Duke Clinical Research Institute, Duke University Medical Center, Durham, NC
Duke Clinical Research Institute, Duke University Medical Center, Durham, NC.
J Am Heart Assoc. 2017 Aug 21;6(8):e005280. doi: 10.1161/JAHA.116.005280.
Patients receiving oral anticoagulation in addition to dual-antiplatelet therapy are known to be at high risk for bleeding events; thus, the selection of a drug-eluting stent (DES) versus a bare metal stent (BMS) can have important implications for patients with atrial fibrillation (AF) presenting with acute myocardial infarction (MI).
From the National Cardiovascular Data Registry ACTION (Acute Coronary Treatment and Intervention Outcomes Network) Registry-Get With the Guidelines, we identified 14 427 AF patients presenting with acute MI undergoing percutaneous coronary intervention from 2008 to 2014. Temporal trends and hospital variation in DES use were examined, as were patterns of use by stroke risk (CHADS-VASc) and bleeding risk ATRIA (Anticoagulation and Risk Factors in Atrial Fibrillation). Among patients with linked Medicare data (n=2844), multivariable Cox regression modeling was used to compare risks for a composite outcome (all-cause mortality, readmission for stroke, or MI), readmission for stroke, revascularization, and major bleeding at 1 year. A DES was used in 8414 (58.9%) MI patients with AF, increasing from 47.1% in 2008 to 67.9% in 2014, with wide variation among hospitals. DES placement was more common than BMS placement among patients at high stroke risk (CHADS-VASc ≥2) and high bleeding risk (ATRIA ≥4). Although aspirin and a P2Y inhibitor were prescribed for >95% of all patients regardless of stent type at discharge, warfarin was prescribed less frequently among patients receiving a DES than a BMS (31% versus 39%, <0.001). The composite outcome was similar between patients with a DES or BMS at 1 year (22% versus 26%; adjusted hazard ratio: 0.88; 95% confidence interval [CI], 0.76-1.03).
Use of DESs among MI patients with AF has increased over time, but substantial hospital-level variation was observed. Patients with AF meeting indications for anticoagulation are more likely to receive a DES than a BMS, even among those at high predicted risk of both stroke and bleeding.
已知同时接受口服抗凝和双联抗血小板治疗的患者发生出血事件的风险较高;因此,对于伴有房颤(AF)的急性心肌梗死(MI)患者,选择药物洗脱支架(DES)还是裸金属支架(BMS)可能会对患者产生重要影响。
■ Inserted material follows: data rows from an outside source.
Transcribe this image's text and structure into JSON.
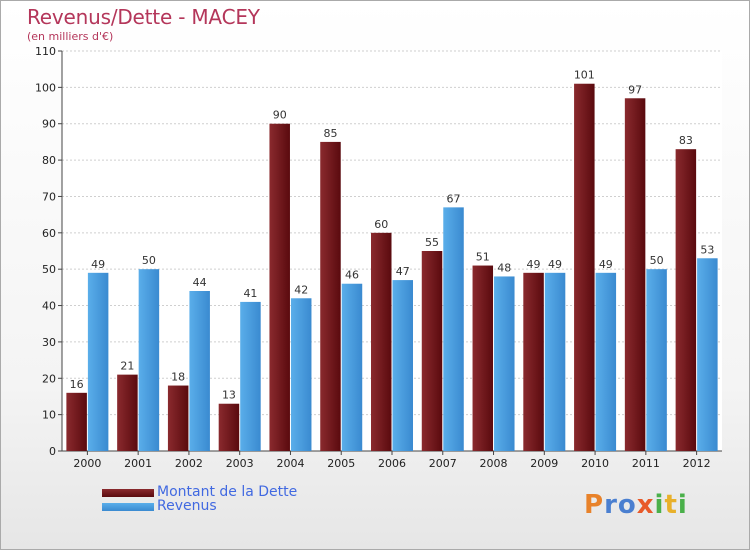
{
  "chart_data": {
    "type": "bar",
    "title": "Revenus/Dette - MACEY",
    "subtitle": "(en milliers d'€)",
    "categories": [
      "2000",
      "2001",
      "2002",
      "2003",
      "2004",
      "2005",
      "2006",
      "2007",
      "2008",
      "2009",
      "2010",
      "2011",
      "2012"
    ],
    "series": [
      {
        "name": "Montant de la Dette",
        "color": "#7a1a1f",
        "values": [
          16,
          21,
          18,
          13,
          90,
          85,
          60,
          55,
          51,
          49,
          101,
          97,
          83
        ]
      },
      {
        "name": "Revenus",
        "color": "#4a9fe0",
        "values": [
          49,
          50,
          44,
          41,
          42,
          46,
          47,
          67,
          48,
          49,
          49,
          50,
          53
        ]
      }
    ],
    "ylim": [
      0,
      110
    ],
    "yticks": [
      0,
      10,
      20,
      30,
      40,
      50,
      60,
      70,
      80,
      90,
      100,
      110
    ],
    "grid": true,
    "legend": "bottom-left"
  },
  "logo": {
    "letters": [
      {
        "ch": "P",
        "color": "#e8822a"
      },
      {
        "ch": "r",
        "color": "#4a7fd0"
      },
      {
        "ch": "o",
        "color": "#4a7fd0"
      },
      {
        "ch": "x",
        "color": "#e85a2a"
      },
      {
        "ch": "i",
        "color": "#4ab04a"
      },
      {
        "ch": "t",
        "color": "#e8b02a"
      },
      {
        "ch": "i",
        "color": "#4ab04a"
      }
    ]
  }
}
从 2008 年至 2014 年,我们从全国心血管数据注册机构 ACTION(急性冠状动脉治疗和干预结果网络)注册库-GET WITH THE GUIDELINES 中确定了 14427 例接受经皮冠状动脉介入治疗的伴有急性 MI 的 AF 患者。我们检查了 DES 使用的时间趋势和医院差异,以及根据卒中风险(CHADS-VASc)和出血风险 ATRIA(抗凝和房颤中的危险因素)的使用模式。在具有 Medicare 相关数据的患者中(n=2844),使用多变量 Cox 回归模型比较了复合结局(全因死亡率、卒中再入院或 MI)、卒中再入院、血运重建和 1 年时大出血的风险。在 8414 例伴有 AF 的 MI 患者中使用了 DES,从 2008 年的 47.1%增加到 2014 年的 67.9%,各医院之间存在很大差异。DES 放置在高卒中风险(CHADS-VASc≥2)和高出血风险(ATRIA≥4)的患者中比 BMS 更常见。尽管阿司匹林和 P2Y 抑制剂在出院时为>95%的所有患者开具处方,无论支架类型如何,但与 BMS 相比,DES 治疗的患者开具华法林的频率较低(31%与 39%,<0.001)。DES 或 BMS 治疗的患者在 1 年时的复合结局相似(22%与 26%;调整后的危害比:0.88;95%置信区间[CI]:0.76-1.03)。
随着时间的推移,MI 合并 AF 患者中使用 DES 的比例有所增加,但观察到了很大的医院间差异。符合抗凝指征的 AF 患者更有可能接受 DES 而不是 BMS,即使是在那些卒中风险和出血风险均较高的患者中。